Penyidik pun berulang kali mengirimkan surat panggilan pemeriksaan kepada Hendry di Singapura. Akan tetapi, Hendry terus mangkir dengan alasan sedang menjalani pengobatan di RS Mount Elizabeth.
Kejaksaan kemudian meminta Direktorat Jenderal Imigrasi melakukan pencekalan dan pencabutan paspor terhadap Hendry yang berlaku enam bulan, sejak 28 Maret 2024. Sesuai peraturan, paspor Hendry berarti tak berlaku dan tak bisa diperpanjang mulai 27 November mendatang.
"Yang bersangkutan paspornya berakhir pada tanggal 27 November 2024. Tak memungkinkan untuk diperpanjang, karena penyidik sudah melayangkan surat ke Kedubes Singapura melalui Ditjen Imigrasi untuk melakukan penarikan paspornya yang bersangkutan" ujar Qohar.
Beralasan tak kunjung datang, penyidik pun tetap melanjutkan pengusutan kasus korupsi Timah; termasuk tetap menetapkan Hendry Lie sebagai tersangka bersama adiknya, Fandy Lingga pada 15 April 2024.
Meski demikian, selama periode pelarian tersebut, kejaksaan sama sekali tak mengeluarkan penetapan DPO atau buron terhadap Hendry Lie.

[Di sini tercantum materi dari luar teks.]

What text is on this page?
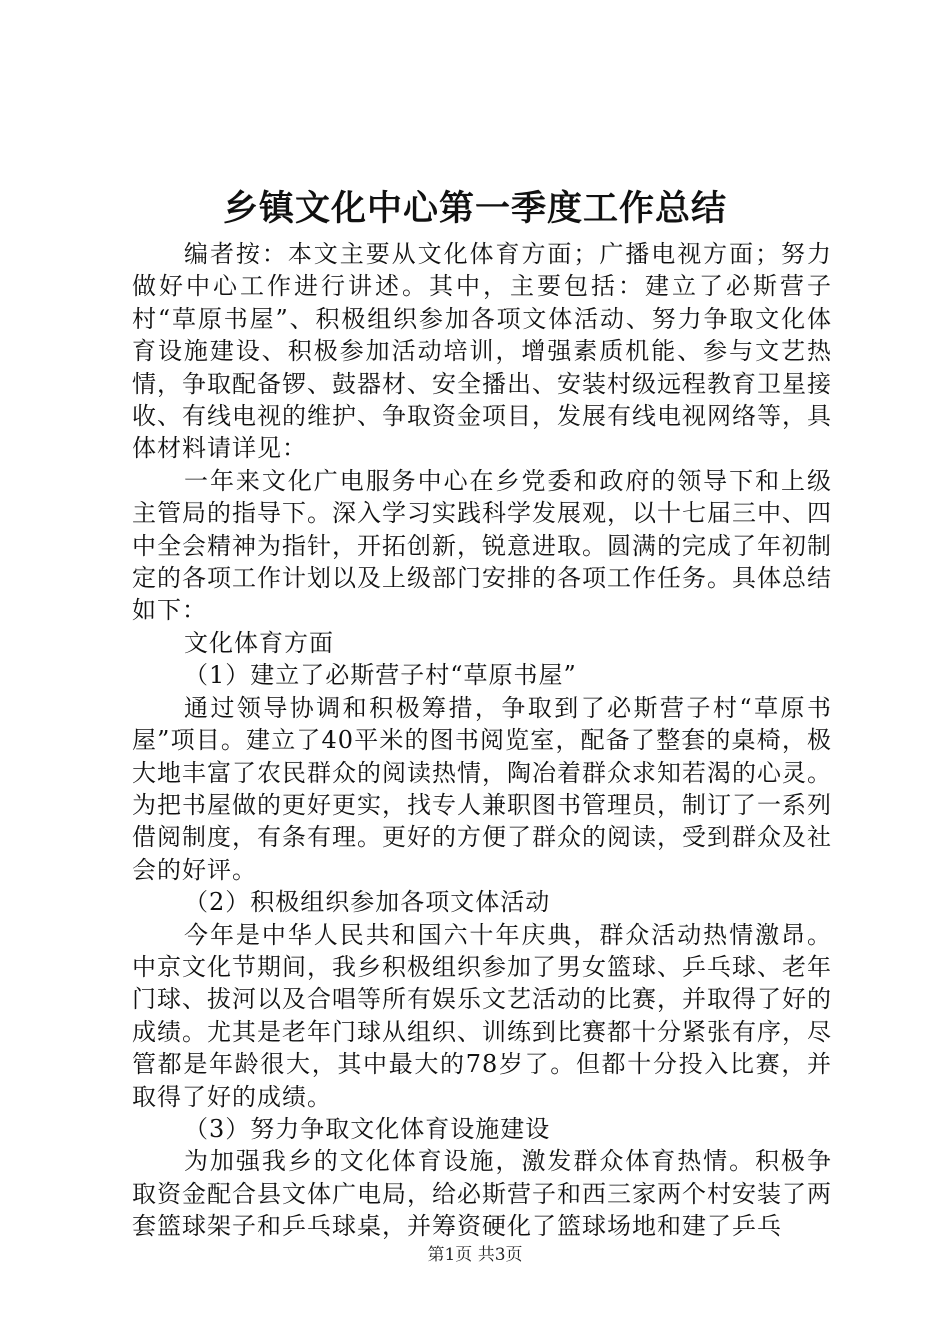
乡镇文化中心第一季度工作总结

编者按：本文主要从文化体育方面；广播电视方面；努力做好中心工作进行讲述。其中，主要包括：建立了必斯营子村“草原书屋”、积极组织参加各项文体活动、努力争取文化体育设施建设、积极参加活动培训，增强素质机能、参与文艺热情，争取配备锣、鼓器材、安全播出、安装村级远程教育卫星接收、有线电视的维护、争取资金项目，发展有线电视网络等，具体材料请详见：

一年来文化广电服务中心在乡党委和政府的领导下和上级主管局的指导下。深入学习实践科学发展观，以十七届三中、四中全会精神为指针，开拓创新，锐意进取。圆满的完成了年初制定的各项工作计划以及上级部门安排的各项工作任务。具体总结如下：

文化体育方面

（1）建立了必斯营子村“草原书屋”

通过领导协调和积极筹措，争取到了必斯营子村“草原书屋”项目。建立了40平米的图书阅览室，配备了整套的桌椅，极大地丰富了农民群众的阅读热情，陶冶着群众求知若渴的心灵。为把书屋做的更好更实，找专人兼职图书管理员，制订了一系列借阅制度，有条有理。更好的方便了群众的阅读，受到群众及社会的好评。

（2）积极组织参加各项文体活动

今年是中华人民共和国六十年庆典，群众活动热情激昂。中京文化节期间，我乡积极组织参加了男女篮球、乒乓球、老年门球、拔河以及合唱等所有娱乐文艺活动的比赛，并取得了好的成绩。尤其是老年门球从组织、训练到比赛都十分紧张有序，尽管都是年龄很大，其中最大的78岁了。但都十分投入比赛，并取得了好的成绩。

（3）努力争取文化体育设施建设

为加强我乡的文化体育设施，激发群众体育热情。积极争取资金配合县文体广电局，给必斯营子和西三家两个村安装了两套篮球架子和乒乓球桌，并筹资硬化了篮球场地和建了乒乓

第1页 共3页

Qohar berdalih, keberadaan Hendry di Singapura cukup jelar; hal ini merujuk pada alamat dan seluruh identitas lainnya. Korps Adhyaksa pun mengklaim tak perlu mengeluarkan status DPO.
"Penyidik selalu monitor [Hendry di Singapura], kemudian ada perwakilan atase kejaksaan yang ada di Singapura, juga ada tim siri dari intelijen yang selalu mengikuti dan memantau pergerakan yang bersangkutan," ujar dia.
Menurut Qohar, penangkapan terhadap Hendry dilakukan karena ada indikasi upaya kembali secara diam-diam ke Indonesia. Hendry diduga kembali mencoba menghindari pennyidik saat harus kembali pulang.
"Secara diam-diam, dengan harapan, dengan maksudnya menghindari petugas," kata dia.
Penangkapan di Bandara Soekarno Hatta dilakukan atas kerjasama Direktorat Penyidikan pada Jampidsus dengan jajaran inteljen pada Jamintel, serta Atase Kejasaan Republik Indonesia di Singapura. Hendry Lie mendarat di Terminal 2F.